Lançado na última sexta-feira (12/11), em São Paulo, o Anuário ORIGEM 2021 apresenta a pesquisa realizada com mais de 500 respondentes, incluindo gestores e líderes de RIG de empresas, consultorias especializadas, escritórios de advocacia com esta área, entidades setoriais de âmbito nacional e instituições do terceiro setor.

“O papel das empresas e dos profissionais de RIG na formulação de políticas públicas vem ganhando força desde então a ponto de, hoje, como mostram os dados da pesquisa, ter o mesmo grau de importância para as lideranças da área do que o relacionamento com stakeholders do setor público. O tema da diversidade e inclusão, que na prática se mostrava distante do dia a dia dos profissionais, foi finalmente incorporado à agenda das lideranças, assim como os temas socioambientais, inserindo o RIG dentro do contexto mais amplo das práticas ESG, tão relevantes nos dias de hoje”, comenta Rodrigo Navarro, sócio da Consult-Master.

“RIG ganhou uma relevância enorme desde 2020 e é bastante demandada na comparação com outros mercados. Na atual conjuntura, ela se destaca na estrutura corporativa e isso acaba se refletindo nas trocas de cadeiras e na contratação de reforços para ampliar a equipe. Quem não tinha gerente, contratou. Quem já tinha um, trouxe outro para reforçar o time”, explica Raul Cury, sócio da VITTORE Partners.
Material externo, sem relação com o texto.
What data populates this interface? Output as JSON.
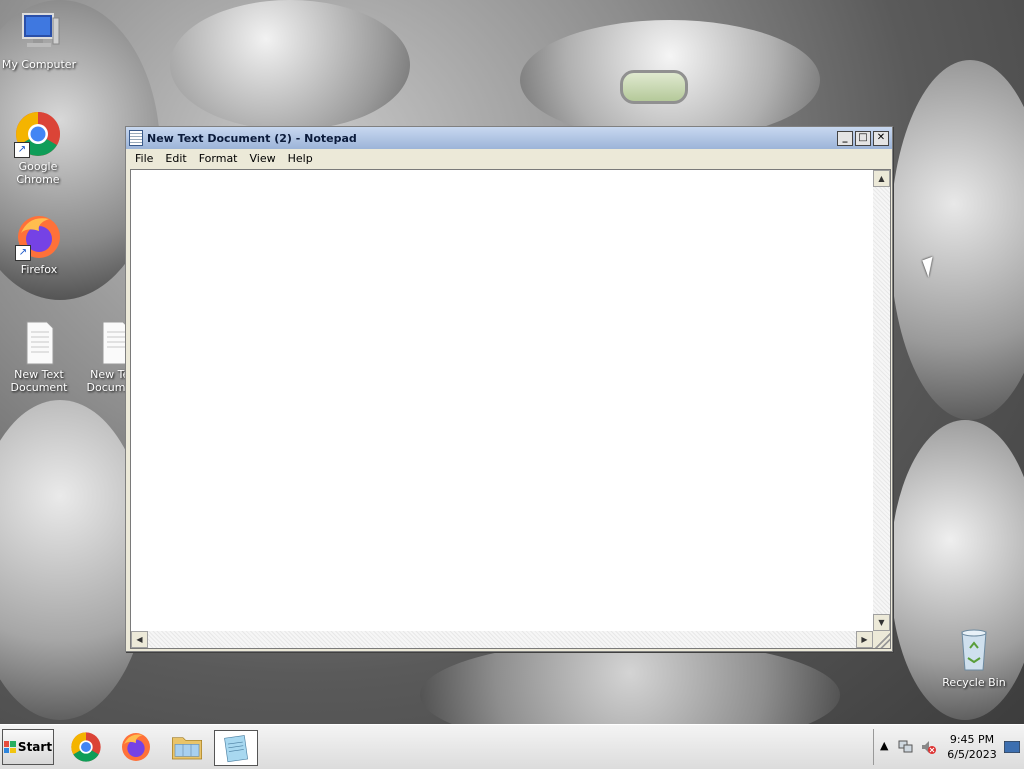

Das empresas participantes do Origem 2020, mais de 78% faturam mais de R$ 1 bilhão (em 2020 o percentual era de pouco mais de 70%), aproximadamente 53% têm entre 100 e 999 funcionários e 65% possuem capital aberto no Brasil ou no exterior. Com a pandemia, a necessidade de interação com agentes estatais aumentou substancialmente. Para lidar com essa maior demanda, empresas que já contavam com uma área de Relações Institucionais e Governamentais robusta promoveram ampliações ou, ao menos, a sustentaram em patamares elevados. Dos cerca de 40% de respondentes que disseram ter ampliado a equipe de RIG desde o final do ano passado, 75% atuam em empresas com vendas de mais de R$ 1 bilhão.

Em relação ao perfil da liderança de RIG nas companhias, segundo a pesquisa, são pessoas com nível mais sênior e que já atuam há alguns anos. A formação em Direito continua sendo a mais recorrente entre os profissionais de RIG, com 33% da base de profissionais que atuam nas empresas, seguida de Administração (12,5%) e Relações Internacionais (11,7%). O número de profissionais com formação em Jornalismo, Comunicação e Relações Públicas também cresceu consideravelmente, de 5,8% para 8,2%.

Sobre os temas que são prioridade, 55,2% apontam para “formulação de políticas públicas relacionadas à área de atuação da empresa”, seguido da “interlocução com os poderes Executivo e Legislativo”, temas que até aqui eram certos nas duas primeiras posições do ranking e que, em larga medida, sempre representaram a essência do trabalho de relações governamentais e institucionais como sendo sua face mais visível. Nas associações setoriais, o movimento é corroborado com a “formulação de políticas públicas relacionadas ao setor representado”, alcançando a segunda posição no ranking de prioridades da agenda de RIG nas entidades, com 55,6% de citações.

Orçamento

Um novo dado que a pesquisa do Anuário ORIGEM trouxe nesta edição é em relação ao orçamento disponibilizado pelas empresas para o funcionamento de RIG. Segundo o levantamento, 42,2% tocam a área em suas empresas com um orçamento de até R$ 999 mil ao ano; 37,2% operaram com orçamento de R$ 1 milhão até R$ 4,9 milhões ao ano; e 40,6% correspondem aos profissionais que atuam em companhias com vendas de mais de R$ 1 bilhão. Respondentes com orçamentos anuais acima de R$ 5 milhões somam 20,5% da base total, percentual que sobe para 26,1% quando se considera apenas profissionais de companhias com vendas na casa do bilhão. Já entre os profissionais que atuam em companhias com receita superior a R$ 1 bilhão, o percentual de quem tem menos de um milhão de reais ao ano para trabalhar cai para 33,3%.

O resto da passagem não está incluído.